Shipping code quickly with confidence: Load Testing

Drew Hudec · May 27, 2022

Engineering

Every engineer wants to ship high-quality software systems, but the “how” isn’t always straightforward. To help, we designed a testing series, “Shipping code quickly with confidence.” Using code from sendsecure.ly, a Basis Theory lab project, readers will bring together the testing layers and strategies used by our data tokenization platform to achieve its 0% critical and major defect rate. You can find the links to all published articles at the bottom of each blog.

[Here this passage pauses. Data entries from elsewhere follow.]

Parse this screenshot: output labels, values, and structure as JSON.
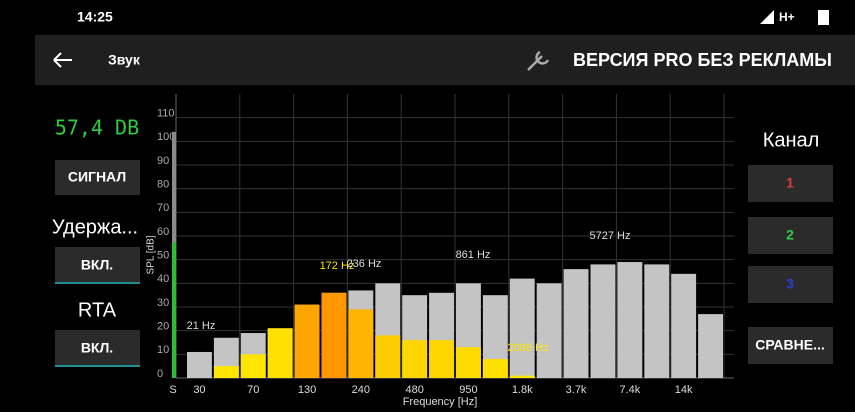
{
  "status_bar": {
    "time": "14:25",
    "network": "H+"
  },
  "toolbar": {
    "title": "Звук",
    "promo": "ВЕРСИЯ PRO БЕЗ РЕКЛАМЫ"
  },
  "left_panel": {
    "level_label": "57,4 DB",
    "signal_button": "СИГНАЛ",
    "hold_label": "Удержа...",
    "hold_button": "ВКЛ.",
    "rta_label": "RTA",
    "rta_button": "ВКЛ."
  },
  "right_panel": {
    "channel_label": "Канал",
    "channels": [
      {
        "label": "1",
        "color": "#e53935"
      },
      {
        "label": "2",
        "color": "#2ecc40"
      },
      {
        "label": "3",
        "color": "#2a3fd8"
      }
    ],
    "compare_button": "СРАВНЕ..."
  },
  "chart_data": {
    "type": "bar",
    "xlabel": "Frequency [Hz]",
    "ylabel": "SPL [dB]",
    "side_label": "S",
    "categories": [
      "30",
      null,
      "70",
      null,
      "130",
      null,
      "240",
      null,
      "480",
      null,
      "950",
      null,
      "1.8k",
      null,
      "3.7k",
      null,
      "7.4k",
      null,
      "14k",
      null
    ],
    "series": [
      {
        "color": "#c4c4c4",
        "values": [
          11,
          17,
          19,
          21,
          31,
          36,
          37,
          40,
          35,
          36,
          40,
          35,
          42,
          40,
          46,
          48,
          49,
          48,
          44,
          27
        ]
      },
      {
        "colors": [
          "#ffe600",
          "#ffe600",
          "#ffe600",
          "#ffe000",
          "#ffa500",
          "#ff9800",
          "#ffb400",
          "#ffcc00",
          "#ffd600",
          "#ffd600",
          "#ffdc00",
          "#ffe000",
          "#ffe600",
          "#ffe600",
          "#ffe600",
          "#ffe600",
          "#ffe600",
          "#ffe600",
          "#ffe600",
          "#ffe600"
        ],
        "values": [
          0,
          5,
          10,
          21,
          31,
          36,
          29,
          18,
          16,
          16,
          13,
          8,
          1,
          0,
          0,
          0,
          0,
          0,
          0,
          0
        ]
      }
    ],
    "level": 57.4,
    "level_peak": 104,
    "level_color": "#2ebd2e",
    "level_peak_color": "#8a8a8a",
    "ylim": [
      0,
      120
    ],
    "yticks": [
      0,
      10,
      20,
      30,
      40,
      50,
      60,
      70,
      80,
      90,
      100,
      110
    ],
    "grid": true,
    "annotations": [
      {
        "text": "21 Hz",
        "color": "#dddddd"
      },
      {
        "text": "172 Hz",
        "color": "#ffe600"
      },
      {
        "text": "236 Hz",
        "color": "#dddddd"
      },
      {
        "text": "861 Hz",
        "color": "#dddddd"
      },
      {
        "text": "5727 Hz",
        "color": "#dddddd"
      },
      {
        "text": "2088 Hz",
        "color": "#ffe600"
      }
    ]
  }
}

Welcome back to the fifth installment of our testing series! So far, we’ve covered the testing fundamentals we practice at Basis Theory, our approach to API and UI Acceptance and Integration Testing, and how we leverage Synthetic Tests to monitor the health of our production environment. This post will dive into how we leverage Load Tests to ensure our application remains performant in production when handling peak traffic volumes.

layered tests before getting to customer

Load Tests

Some applications and hosting environments may perform flawlessly under normal usage patterns, but start to behave unexpectedly when the system is under elevated load or extreme conditions. This can result in unacceptably slow response times or increased error rates, degrading the experience for your end-users. Instead of waiting to uncover and troubleshoot these problems in a heavily trafficked production environment, Load Tests can help you proactively identify and address performance issues before your users find them.

What are Load Tests?

Load Tests simulate user behavior against your application and can mimic various load patterns, allowing you to observe and gather information about how your system behaves under load. These checks can either focus on testing a) a single operation or API endpoint in isolation or b) an entire user journey across several operations or API endpoints.

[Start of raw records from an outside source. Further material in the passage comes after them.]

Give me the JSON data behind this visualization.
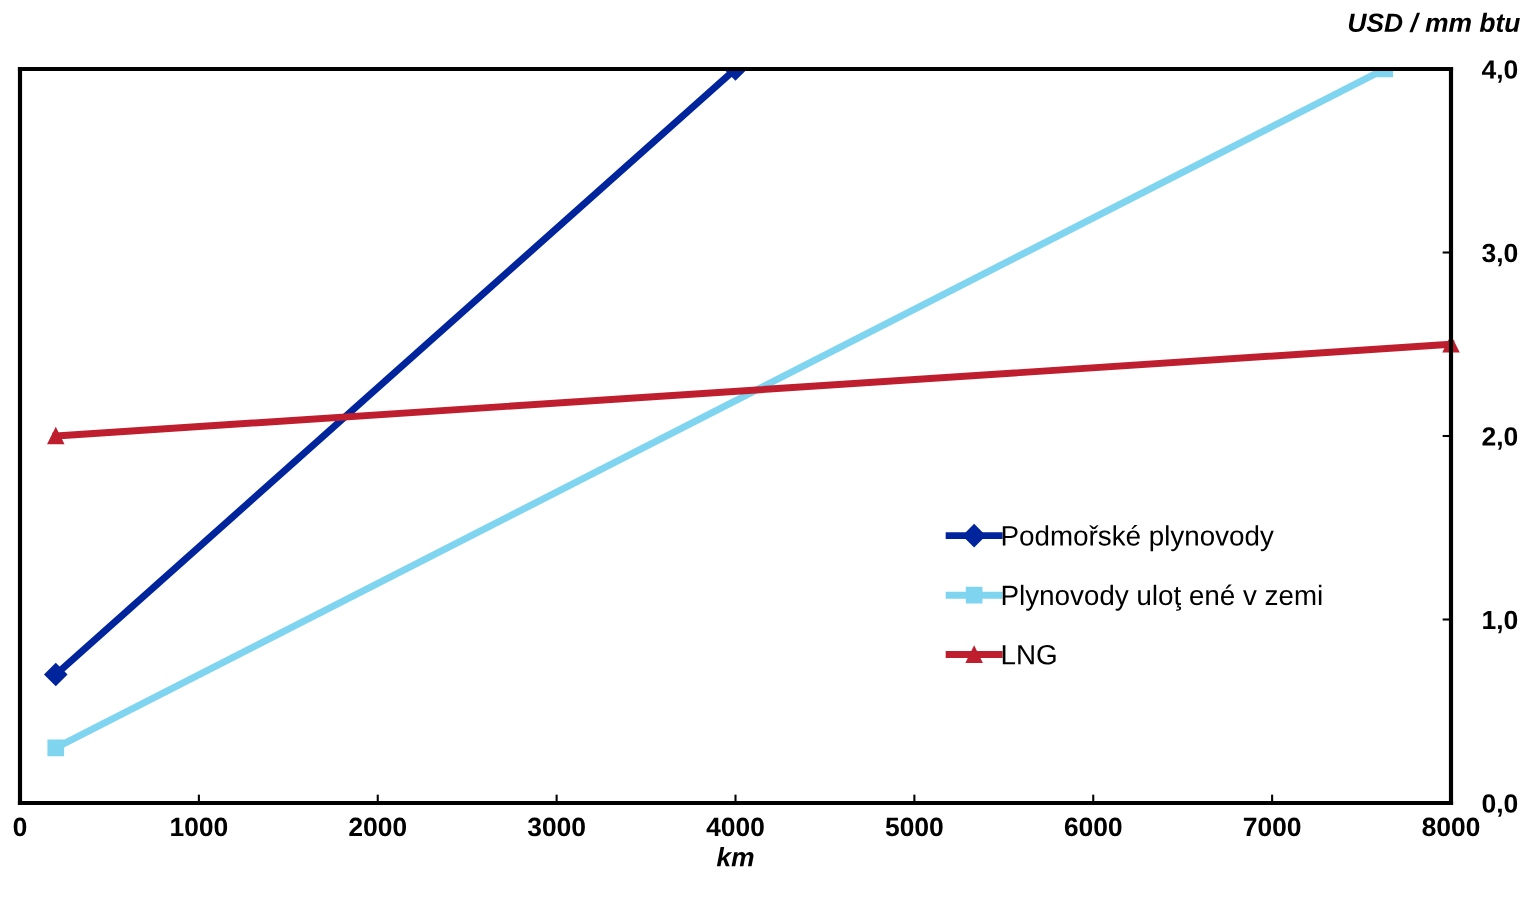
{
  "chart_data": {
    "type": "line",
    "xlabel": "km",
    "ylabel": "USD / mm btu",
    "xlim": [
      0,
      8000
    ],
    "xticks": [
      0,
      1000,
      2000,
      3000,
      4000,
      5000,
      6000,
      7000,
      8000
    ],
    "ylim": [
      0,
      4
    ],
    "yticks": [
      {
        "value": 0,
        "label": "0,0"
      },
      {
        "value": 1,
        "label": "1,0"
      },
      {
        "value": 2,
        "label": "2,0"
      },
      {
        "value": 3,
        "label": "3,0"
      },
      {
        "value": 4,
        "label": "4,0"
      }
    ],
    "grid": false,
    "legend": "right",
    "line_style": "solid",
    "series": [
      {
        "name": "Podmořské plynovody",
        "color": "#00249c",
        "marker": "diamond",
        "x": [
          200,
          4000
        ],
        "values": [
          0.7,
          4.0
        ]
      },
      {
        "name": "Plynovody uloţ ené v zemi",
        "color": "#7fd4f0",
        "marker": "square",
        "x": [
          200,
          7630
        ],
        "values": [
          0.3,
          4.0
        ]
      },
      {
        "name": "LNG",
        "color": "#be1e2d",
        "marker": "triangle",
        "x": [
          200,
          8000
        ],
        "values": [
          2.0,
          2.5
        ]
      }
    ]
  }
}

What can Load Tests be used for?

Many Load Testing frameworks allow a test to be executed with many different execution parameters, such as the number of users, the frequency or the total number of requests, or the test duration. By varying these parameters, the same tests can be written once and leveraged for many different purposes.

Types of Load Tests

Performance Tests assess the performance of your system and ensure you meet predefined performance metrics, such as SLAs. Setting performance goals and tracking metrics over time ensures that your application performance does not inadvertently degrade as the system evolves.

Stress Tests help determine how your system behaves under extremely heavy load. These tests can be useful to help identify the maximum load your system can handle before reaching the breaking point, and also can help in identifying what the bottlenecks are that lead to failure.

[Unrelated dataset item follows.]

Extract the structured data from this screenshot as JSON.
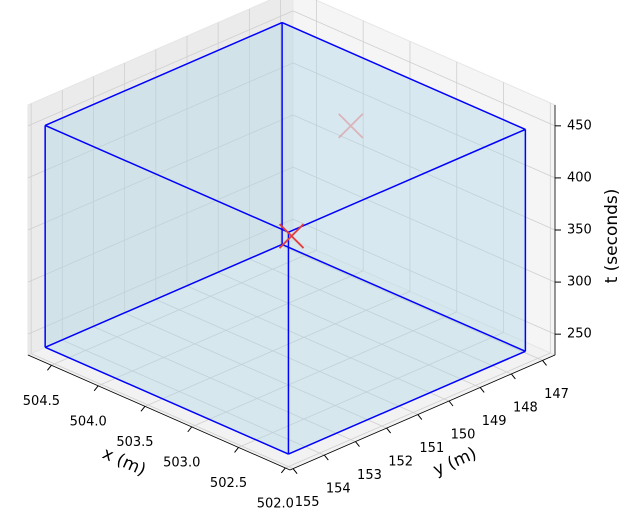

Soak Tests help determine how your system performs under long-term sustained load. These tests can be useful in identifying memory leaks or other issues related to resource constraints becoming exhausted over time.

This post will focus on writing performance tests; however, our implementation could be leveraged for Stress and Soak tests with minimal changes.

Choosing a Load Testing framework

There are many Load Testing frameworks available, each offering a unique set of features and benefits. While evaluating the available tooling, the Basis Theory engineering team identified the following attributes as particularly important to us:

Local test execution
Easy to test REST APIs
Can write tests in code, using a well-known language
Can export and track performance metrics over time
Configurable parameters to define load pattern
Simple to integrate into CI/CD pipeline
Free and open source

We suggest you formulate a similar list of desired attributes when evaluating the available tooling and choosing your Load Testing framework. The following questions may help you in identifying which attributes are most important to your team:

Who is going to write and maintain the Load Tests?
Where do you want the tests to run? Within existing CI/CD tooling or a dedicated cloud execution environment?
How and where do you want to track performance metrics? Does the tool have an existing integration?
How much money are you willing to spend on this service?

We ultimately chose k6 for writing Load Tests and executing them from our existing CI/CD tooling on GitHub Actions. However, your team may have different needs and may find another more suitable tool. Next, let's walk through how to Load Test an application and see some specific examples using k6.

How to write Load Tests

We start by writing our Load Tests against the API backing sendsecure.ly. Our goal is to ensure that the response times of this API satisfy our desired level of performance. To do so, we will be writing a k6 test that first attempts to create a secret from some secret text, then attempts to retrieve the secret using the created secret’s id.

k6 tests are written in JavaScript and are executed using the k6 CLI. A k6 test is simply a .js file that exports a default function containing your test code, for example:


export default function () {
   // test code goes here
}

Before we jump into the full solution, let’s first explore some general Load Testing concepts and how to use corresponding features within k6. All of the code shown below is available here on GitHub.

Executes HTTP requests

While it is possible to write UI-based Load Tests, we focus on creating Load Tests against a REST API. For this reason, our Load Testing framework must enable us to execute HTTP requests and capture the response times of each request.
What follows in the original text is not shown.